What is the most performant way to check an array field is not empty?

We’re having issues with a query not using any of our indexes. We have a users table, and each record has an array field called track_ids. We need to query all users who have track_ids (i.e. not a blank array).

The query we use is { track_ids: { $ne: [] } } which works fine. But it was performing a COLSCAN over 100,000 of users, taking up to 30s in the worst case. So we created an index on the track_ids column, but it is still doing a COLSCAN. Even when I use hint to specify the track_ids index, it uses the index, and then still proceeds to do a FETCH for the $ne condition.

So I looked into using partial indexes, and make the partial index condition the same as the query, but partial indexes do not support $ne conditions, so that approach didn’t pan out.

Other queries I’ve tried:

{ track_ids: { $not: { $size: 0 } } }

{ "track_ids.0": { $not: { $eq: null } } }

None off these use the index, and as a result, fallback to COLSCAN.
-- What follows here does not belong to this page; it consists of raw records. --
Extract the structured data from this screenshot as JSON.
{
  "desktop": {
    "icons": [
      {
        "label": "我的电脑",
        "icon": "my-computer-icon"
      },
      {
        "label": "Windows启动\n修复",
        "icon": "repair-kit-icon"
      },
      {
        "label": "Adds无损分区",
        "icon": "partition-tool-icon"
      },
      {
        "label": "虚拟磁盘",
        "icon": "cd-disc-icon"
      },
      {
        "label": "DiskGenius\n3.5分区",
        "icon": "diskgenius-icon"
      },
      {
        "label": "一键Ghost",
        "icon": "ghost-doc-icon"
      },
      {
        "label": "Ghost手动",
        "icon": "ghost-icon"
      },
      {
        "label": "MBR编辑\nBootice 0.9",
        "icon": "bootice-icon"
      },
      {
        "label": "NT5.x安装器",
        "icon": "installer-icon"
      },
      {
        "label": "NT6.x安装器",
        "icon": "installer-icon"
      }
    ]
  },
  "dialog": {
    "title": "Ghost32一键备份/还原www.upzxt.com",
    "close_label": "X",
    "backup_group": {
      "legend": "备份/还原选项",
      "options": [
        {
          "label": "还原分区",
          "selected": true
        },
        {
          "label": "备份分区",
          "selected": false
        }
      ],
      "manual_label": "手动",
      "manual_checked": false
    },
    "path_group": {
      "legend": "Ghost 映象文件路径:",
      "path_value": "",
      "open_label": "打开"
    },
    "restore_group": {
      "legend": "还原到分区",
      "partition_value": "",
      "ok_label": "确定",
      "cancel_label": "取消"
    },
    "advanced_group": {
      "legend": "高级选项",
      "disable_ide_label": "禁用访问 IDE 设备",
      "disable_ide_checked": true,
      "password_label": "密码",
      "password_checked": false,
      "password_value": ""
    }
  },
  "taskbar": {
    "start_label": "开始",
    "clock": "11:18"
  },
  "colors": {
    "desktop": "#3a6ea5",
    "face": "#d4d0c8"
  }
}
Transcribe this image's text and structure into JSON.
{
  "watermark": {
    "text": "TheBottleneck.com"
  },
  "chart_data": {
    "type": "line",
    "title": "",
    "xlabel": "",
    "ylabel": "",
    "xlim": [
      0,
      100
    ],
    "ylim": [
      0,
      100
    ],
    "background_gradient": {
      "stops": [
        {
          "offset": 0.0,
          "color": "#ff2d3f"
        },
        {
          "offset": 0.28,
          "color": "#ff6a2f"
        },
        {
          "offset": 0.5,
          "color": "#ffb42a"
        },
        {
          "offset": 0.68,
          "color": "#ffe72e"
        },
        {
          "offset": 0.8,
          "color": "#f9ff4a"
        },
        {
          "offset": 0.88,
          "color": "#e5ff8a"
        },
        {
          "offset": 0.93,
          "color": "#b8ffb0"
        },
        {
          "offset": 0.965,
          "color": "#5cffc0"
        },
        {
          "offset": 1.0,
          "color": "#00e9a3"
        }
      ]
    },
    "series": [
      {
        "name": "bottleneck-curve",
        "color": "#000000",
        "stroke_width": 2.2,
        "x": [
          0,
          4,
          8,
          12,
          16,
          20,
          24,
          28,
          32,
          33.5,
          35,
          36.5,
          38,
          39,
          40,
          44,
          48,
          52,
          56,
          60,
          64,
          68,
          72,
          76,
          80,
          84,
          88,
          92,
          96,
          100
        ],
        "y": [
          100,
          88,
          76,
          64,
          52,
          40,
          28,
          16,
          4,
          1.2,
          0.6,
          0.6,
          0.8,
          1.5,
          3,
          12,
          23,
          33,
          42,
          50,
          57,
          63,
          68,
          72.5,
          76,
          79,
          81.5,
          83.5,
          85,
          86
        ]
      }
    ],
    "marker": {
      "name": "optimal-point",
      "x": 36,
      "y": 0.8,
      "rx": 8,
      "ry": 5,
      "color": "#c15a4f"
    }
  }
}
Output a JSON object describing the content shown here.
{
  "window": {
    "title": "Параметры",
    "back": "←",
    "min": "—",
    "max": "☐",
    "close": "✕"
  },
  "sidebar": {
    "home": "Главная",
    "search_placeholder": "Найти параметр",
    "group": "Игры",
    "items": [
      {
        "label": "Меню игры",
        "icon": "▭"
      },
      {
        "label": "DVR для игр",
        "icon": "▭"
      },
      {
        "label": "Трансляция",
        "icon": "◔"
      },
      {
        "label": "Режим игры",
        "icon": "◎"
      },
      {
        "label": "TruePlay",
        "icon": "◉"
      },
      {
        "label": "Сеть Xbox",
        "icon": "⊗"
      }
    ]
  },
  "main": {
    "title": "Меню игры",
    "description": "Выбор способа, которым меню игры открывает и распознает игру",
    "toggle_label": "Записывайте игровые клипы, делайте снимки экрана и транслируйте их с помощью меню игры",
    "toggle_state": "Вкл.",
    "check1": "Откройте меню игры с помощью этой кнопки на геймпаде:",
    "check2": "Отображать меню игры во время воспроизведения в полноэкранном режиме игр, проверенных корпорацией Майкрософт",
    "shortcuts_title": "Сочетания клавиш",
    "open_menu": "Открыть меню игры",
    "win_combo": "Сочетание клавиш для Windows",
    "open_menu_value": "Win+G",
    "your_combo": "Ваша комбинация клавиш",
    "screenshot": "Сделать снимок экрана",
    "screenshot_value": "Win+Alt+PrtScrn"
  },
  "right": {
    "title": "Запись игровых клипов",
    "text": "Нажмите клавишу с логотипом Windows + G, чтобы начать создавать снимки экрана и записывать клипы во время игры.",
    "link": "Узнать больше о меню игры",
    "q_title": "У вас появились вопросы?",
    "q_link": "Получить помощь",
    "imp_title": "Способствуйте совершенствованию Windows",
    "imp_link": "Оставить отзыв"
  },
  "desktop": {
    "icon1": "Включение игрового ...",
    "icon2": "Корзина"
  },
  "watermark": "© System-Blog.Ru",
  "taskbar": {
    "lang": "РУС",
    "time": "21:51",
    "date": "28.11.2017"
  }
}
What is the best way to perform this type of query so that it uses an index?

Hey @Kieran_Pilkington,

Have you found any solution to this problem yet? If yes, it would be great if you can share the solution with the rest of the community too as it might help others facing a similar issue as yours. If not, kindly share the following for us to be better able to help you out and replicate this behavior at our end:

  • sample documents
  • the existing index
  • the queries that you have tried
  • output of explain(‘executionStats’)
  • the expected output

Also, I would like to point out one thing. The inequality operator $ne or $nin are not very selective since they often match a large portion of the index. As a result, in many cases, a $ne query with an index may perform no better than a $ne query that must scan all documents in a collection. You can read more about this behavior here: $ne

Another thing to note here is that the query { track_ids: { $ne: [] } } will return documents if the track_ids is not an empty array . Meaning if the field doesn’t exist, it will also return it. To confirm this, I created a sample collection with the following documents:

> db.test.find()
[
  { _id: 0, track_ids: [ 1, 2, 3 ] },
  { _id: 1, track_ids: [] },
  { _id: 2 }
]

we I used the query db.test.find({track_ids:{$ne:[]}}), I got the documents back:

[ 
  { _id: 0, track_ids: [ 1, 2, 3 ] },
  { _id: 2 }
]

I would suggest you that if you need to do this frequently, then have a separate field that can be indexed, e.g. track_ids_empty where it can be true or false . Update this field accordingly if you modify the document. This way, you can index that field and can efficiently get documents with empty track_ids

Hope this helps.

Regards,
Satyam